Ich musste mir eine neue Kamera und ein neues Headset anschaffen. In der Praxis benötige ich ein Bluetooth-Headset, um mich im Raum frei bewegen und etwas zeigen zu können. Früher habe ich mit einer Software gearbeitet, die für Ärzte zugelassen war. Also musste ich eine für die Physiotherapie extra zertifizierte Software für Therapeuten anschaffen, obwohl der Datenschutz der Gleiche ist. Aus meiner Sicht eine reine Geldschneiderei. Interessant finde ich, dass mein Verband im Mai 2022 angekündigt hat, in den darauffolgenden Wochen über die Beantragung der Pauschale aufzuklären. Das ist bis heute nicht passiert.

Wie hoch müsste die Pauschale sein, um Deine Anschaffungskosten zu decken?

Die Kamera hat damals 160 Euro gekostet. Das ist das Einzige, was ich beziffern kann. Ich glaube, die Anschaffung an sich ist etwas sehr Individuelles. Bei dem einen reicht der etwas ältere Laptop noch, der es gerade noch so schafft. Beim anderen reicht der nicht mehr, und etwas Neues muss her.

Angenommen, die nächsten Verhandlungen für TML stünden bevor. Was wünschst Du Dir für die physiotherapeutische Versorgung?

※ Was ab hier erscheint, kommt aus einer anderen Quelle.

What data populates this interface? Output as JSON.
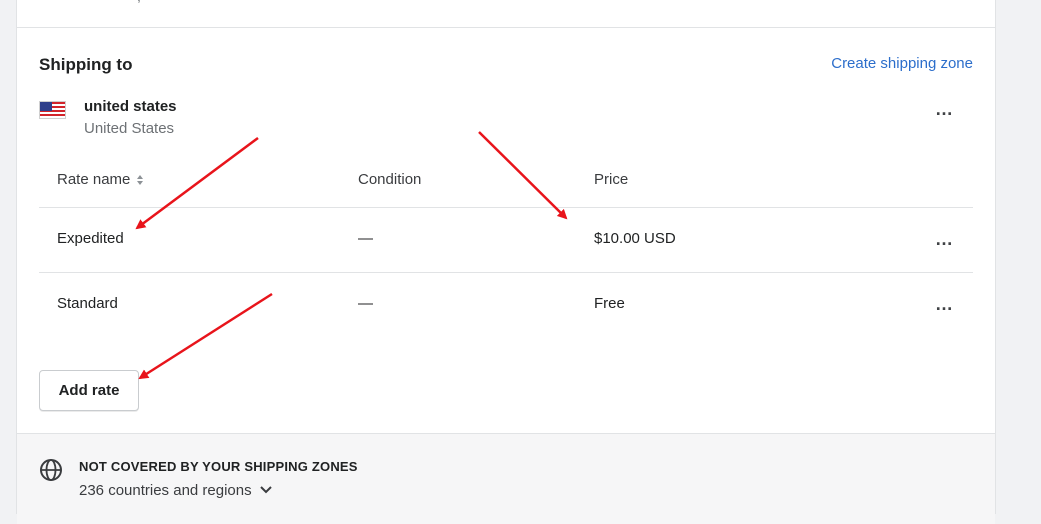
{
  "top": {
    "cut_text": ", "
  },
  "shipping": {
    "title": "Shipping to",
    "create_zone_label": "Create shipping zone",
    "zone": {
      "name": "united states",
      "country": "United States",
      "flag_icon": "us-flag-icon"
    },
    "table": {
      "headers": [
        "Rate name",
        "Condition",
        "Price"
      ],
      "rows": [
        {
          "name": "Expedited",
          "condition": "—",
          "price": "$10.00 USD"
        },
        {
          "name": "Standard",
          "condition": "—",
          "price": "Free"
        }
      ]
    },
    "add_rate_label": "Add rate",
    "more_icon": "…"
  },
  "not_covered": {
    "title": "NOT COVERED BY YOUR SHIPPING ZONES",
    "subtitle": "236 countries and regions",
    "icon": "globe-icon"
  },
  "colors": {
    "link": "#2c6ecb",
    "annotation_arrow": "#e8141b"
  }
}
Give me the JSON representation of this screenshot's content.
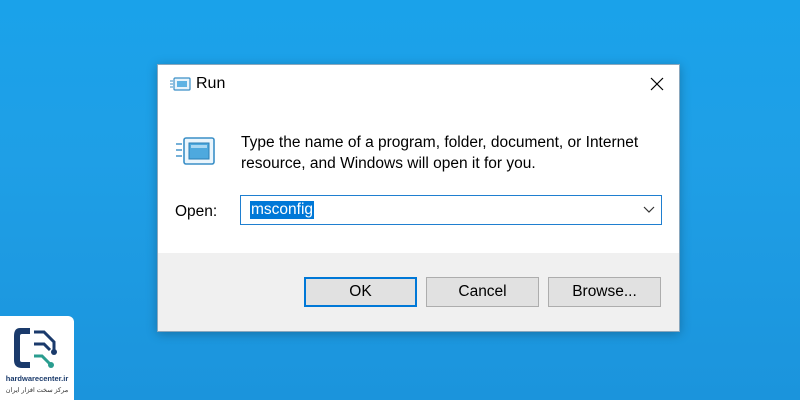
{
  "dialog": {
    "title": "Run",
    "description": "Type the name of a program, folder, document, or Internet resource, and Windows will open it for you.",
    "open_label": "Open:",
    "open_value": "msconfig",
    "buttons": {
      "ok": "OK",
      "cancel": "Cancel",
      "browse": "Browse..."
    },
    "icons": {
      "title": "run-icon",
      "main": "run-icon",
      "close": "close-icon",
      "dropdown": "chevron-down-icon"
    }
  },
  "watermark": {
    "site": "hardwarecenter.ir",
    "tagline": "مرکز سخت افزار ایران",
    "logo": "phone-plug-logo"
  },
  "colors": {
    "desktop": "#1aa2ea",
    "selection": "#0078d7",
    "footer": "#f0f0f0"
  }
}
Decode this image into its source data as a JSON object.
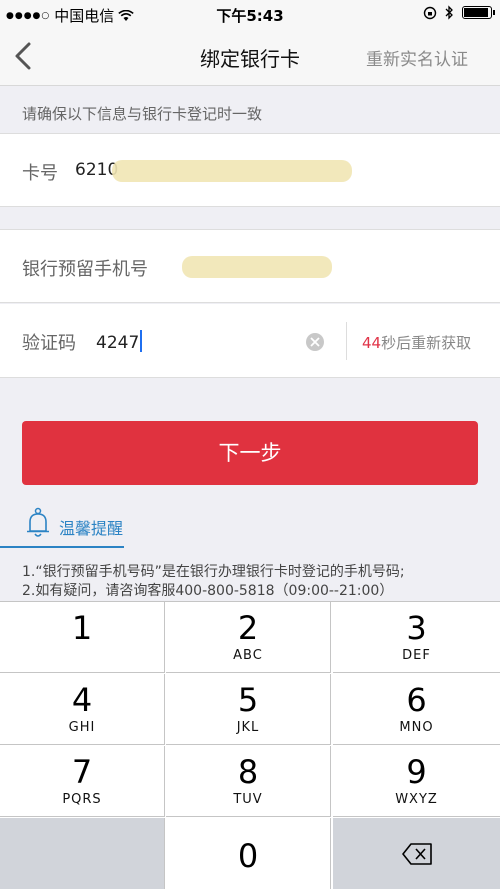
{
  "status": {
    "carrier": "中国电信",
    "time": "下午5:43"
  },
  "nav": {
    "title": "绑定银行卡",
    "action": "重新实名认证"
  },
  "notice": "请确保以下信息与银行卡登记时一致",
  "card": {
    "label": "卡号",
    "value_prefix": "6210"
  },
  "phone": {
    "label": "银行预留手机号"
  },
  "verify": {
    "label": "验证码",
    "value": "4247",
    "countdown_seconds": "44",
    "countdown_text": "秒后重新获取"
  },
  "next_button": "下一步",
  "tips": {
    "title": "温馨提醒",
    "lines": [
      "1.“银行预留手机号码”是在银行办理银行卡时登记的手机号码;",
      "2.如有疑问，请咨询客服400-800-5818（09:00--21:00）"
    ]
  },
  "keypad": {
    "keys": [
      {
        "num": "1",
        "letters": ""
      },
      {
        "num": "2",
        "letters": "ABC"
      },
      {
        "num": "3",
        "letters": "DEF"
      },
      {
        "num": "4",
        "letters": "GHI"
      },
      {
        "num": "5",
        "letters": "JKL"
      },
      {
        "num": "6",
        "letters": "MNO"
      },
      {
        "num": "7",
        "letters": "PQRS"
      },
      {
        "num": "8",
        "letters": "TUV"
      },
      {
        "num": "9",
        "letters": "WXYZ"
      },
      {
        "num": "0",
        "letters": ""
      }
    ]
  },
  "colors": {
    "accent_red": "#e0323f",
    "link_blue": "#2b83c4"
  }
}
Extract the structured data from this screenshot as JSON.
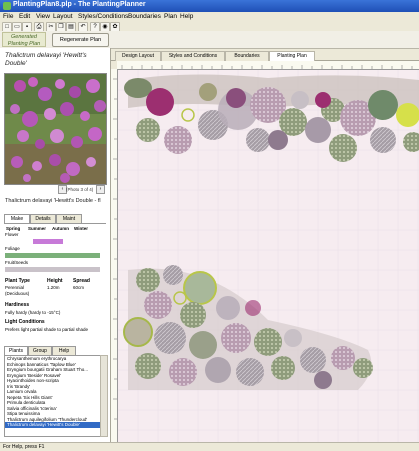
{
  "window": {
    "title": "PlantingPlan8.plp - The PlantingPlanner"
  },
  "menu": [
    "File",
    "Edit",
    "View",
    "Layout",
    "Styles/Conditions",
    "Boundaries",
    "Plan",
    "Help"
  ],
  "toolbar": {
    "icons": [
      "new-icon",
      "open-icon",
      "save-icon",
      "print-icon",
      "cut-icon",
      "copy-icon",
      "paste-icon",
      "undo-icon",
      "help-icon",
      "globe-icon",
      "plant-icon"
    ]
  },
  "generated_plan": {
    "label": "Generated Planting Plan",
    "regenerate_label": "Regenerate Plan"
  },
  "plant": {
    "title": "Thalictrum delavayi 'Hewitt's Double'",
    "photo_counter": "(Photo 3 of 4)",
    "caption": "Thalictrum delavayi 'Hewitt's Double - fl",
    "tabs": [
      "Make",
      "Details",
      "Maint"
    ],
    "seasons": [
      "Spring",
      "Summer",
      "Autumn",
      "Winter"
    ],
    "rows": [
      "Flower",
      "Foliage",
      "Fruit/Seeds"
    ],
    "colors": {
      "flower": "#c77ad8",
      "foliage": "#7bb07a",
      "fruit": "#c9c2c9"
    },
    "props_headers": [
      "Plant Type",
      "Height",
      "Spread"
    ],
    "props_values": [
      "Perennial",
      "1.20m",
      "60cm"
    ],
    "props_sub": "(Deciduous)",
    "hardiness_label": "Hardiness",
    "hardiness_value": "Fully hardy (hardy to -15°C)",
    "light_label": "Light Conditions",
    "light_value": "Prefers light partial shade to partial shade"
  },
  "bottom_tabs": [
    "Plants",
    "Group",
    "Help"
  ],
  "plant_list": [
    "Chrysanthemum erythrocarya",
    "Echinops bannaticus 'Taplow Blue'",
    "Eryngium bourgatii Graham Stuart Tho...",
    "Eryngium 'Beside' Rosavel'",
    "Hyacinthoides non-scripta",
    "Iris 'Brandy' ",
    "Lamium orvala",
    "Nepeta 'Six Hills Giant'",
    "Primula denticulata",
    "Salvia officinalis 'Icterina'",
    "Stipa tenuissima",
    "Thalictrum aquilegifolium 'Thundercloud'",
    "Thalictrum delavayi 'Hewitt's Double'"
  ],
  "right_tabs": [
    "Design Layout",
    "Styles and Conditions",
    "Boundaries",
    "Planting Plan"
  ],
  "status": "For Help, press F1"
}
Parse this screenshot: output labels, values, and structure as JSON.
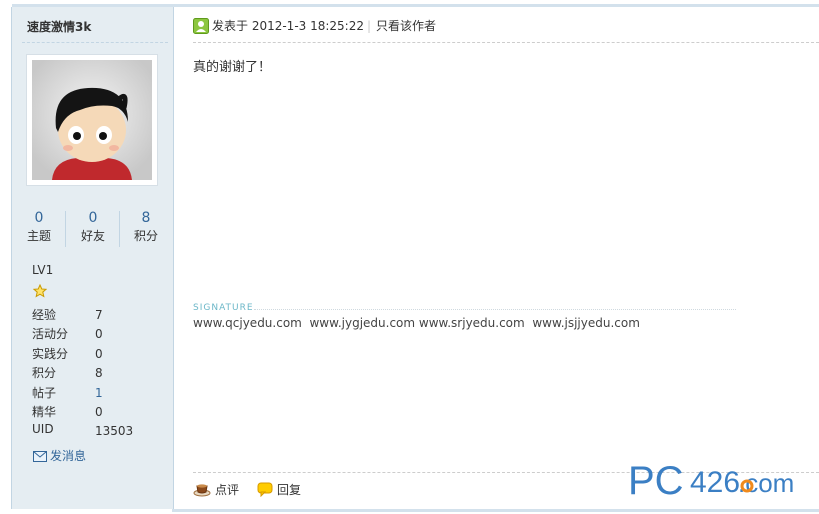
{
  "sidebar": {
    "username": "速度激情3k",
    "stats": [
      {
        "value": "0",
        "label": "主题"
      },
      {
        "value": "0",
        "label": "好友"
      },
      {
        "value": "8",
        "label": "积分"
      }
    ],
    "level": "LV1",
    "info": [
      {
        "key": "经验",
        "value": "7"
      },
      {
        "key": "活动分",
        "value": "0"
      },
      {
        "key": "实践分",
        "value": "0"
      },
      {
        "key": "积分",
        "value": "8"
      },
      {
        "key": "帖子",
        "value": "1"
      },
      {
        "key": "精华",
        "value": "0"
      },
      {
        "key": "UID",
        "value": "13503"
      }
    ],
    "send_message": "发消息"
  },
  "post": {
    "date_label": "发表于 2012-1-3 18:25:22",
    "pipe": "|",
    "author_only": "只看该作者",
    "body": "真的谢谢了！",
    "signature_label": "SIGNATURE",
    "signature": "www.qcjyedu.com  www.jygjedu.com www.srjyedu.com  www.jsjjyedu.com"
  },
  "actions": {
    "comment": "点评",
    "reply": "回复"
  },
  "watermark": {
    "text_left": "PC",
    "text_mid": "426",
    "text_right": ".com"
  },
  "colors": {
    "sidebar_bg": "#e5edf2",
    "link": "#336699",
    "signature_label": "#6cb7c8",
    "watermark_blue": "#3b7fc4",
    "watermark_orange": "#f08a1c"
  }
}
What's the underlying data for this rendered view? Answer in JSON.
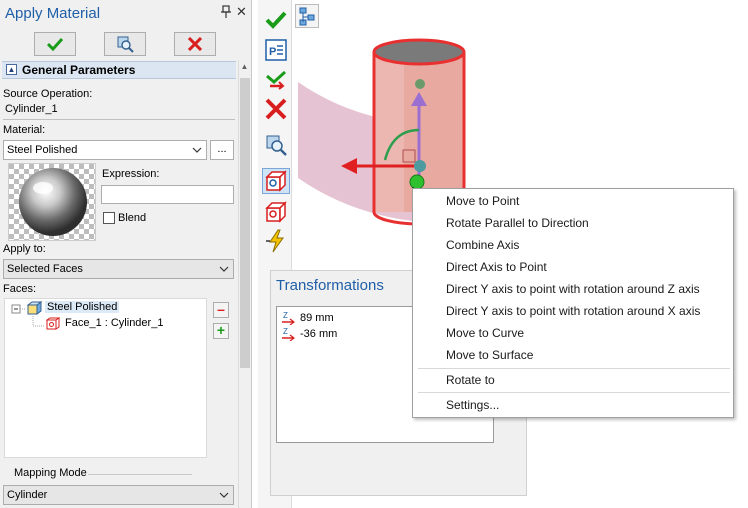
{
  "panel": {
    "title": "Apply Material",
    "pin_glyph": "📌",
    "close_glyph": "✕",
    "section_title": "General Parameters",
    "source_operation_label": "Source Operation:",
    "source_operation_value": "Cylinder_1",
    "material_label": "Material:",
    "material_value": "Steel Polished",
    "browse_label": "...",
    "expression_label": "Expression:",
    "expression_value": "",
    "blend_label": "Blend",
    "blend_checked": false,
    "apply_to_label": "Apply to:",
    "apply_to_value": "Selected Faces",
    "faces_label": "Faces:",
    "tree_root": "Steel Polished",
    "tree_child": "Face_1 : Cylinder_1",
    "mapping_mode_label": "Mapping Mode",
    "mapping_mode_value": "Cylinder"
  },
  "toolbar": {
    "icons": [
      "ok-check-icon",
      "parameters-icon",
      "redo-icon",
      "cancel-x-icon",
      "preview-icon",
      "box-select-icon",
      "box-icon",
      "lightning-icon"
    ]
  },
  "transformations": {
    "title": "Transformations",
    "items": [
      {
        "axis": "Z",
        "value": "89 mm"
      },
      {
        "axis": "Z",
        "value": "-36 mm"
      }
    ]
  },
  "context_menu": {
    "items": [
      "Move to Point",
      "Rotate Parallel to Direction",
      "Combine Axis",
      "Direct Axis to Point",
      "Direct Y axis to point with rotation around Z axis",
      "Direct Y axis to point with rotation around X axis",
      "Move to Curve",
      "Move to Surface",
      "Rotate to",
      "Settings..."
    ]
  },
  "colors": {
    "accent_blue": "#1f5fa8",
    "ok_green": "#1a9c1a",
    "cancel_red": "#d81e1e",
    "cylinder": "#e8a9a0",
    "cylinder_edge": "#e83030"
  }
}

Ich würde mich gerne von den Einschränkungen verabschieden. Das betrifft unter anderem die Tatsache, dass der Patient beim ersten Termin vorstellig sein muss. Bei mehreren Verordnungen macht das für mich keinen Sinn. So viel Eigenverantwortung muss uns zugestanden werden. Sonst kann uns auch gleich ein Arzt daneben gestellt werden, der alles kontrolliert. Am Herzen liegt mir vor allem, dass wir eine vergütete Konsil-Lösung wie die Ärzteschaft per Videotherapie erbringen dürfen. In bestimmten Abständen schaltet sich bei Bedarf ein spezialisierter Experte dazu. Dabei geht es mir um die Patienten. Durch das Dazuschalten von Experten profitiert vor allem der Patient, der so besser versorgt werden kann – aber auch der Therapeut, der seinen Horizont erweitert.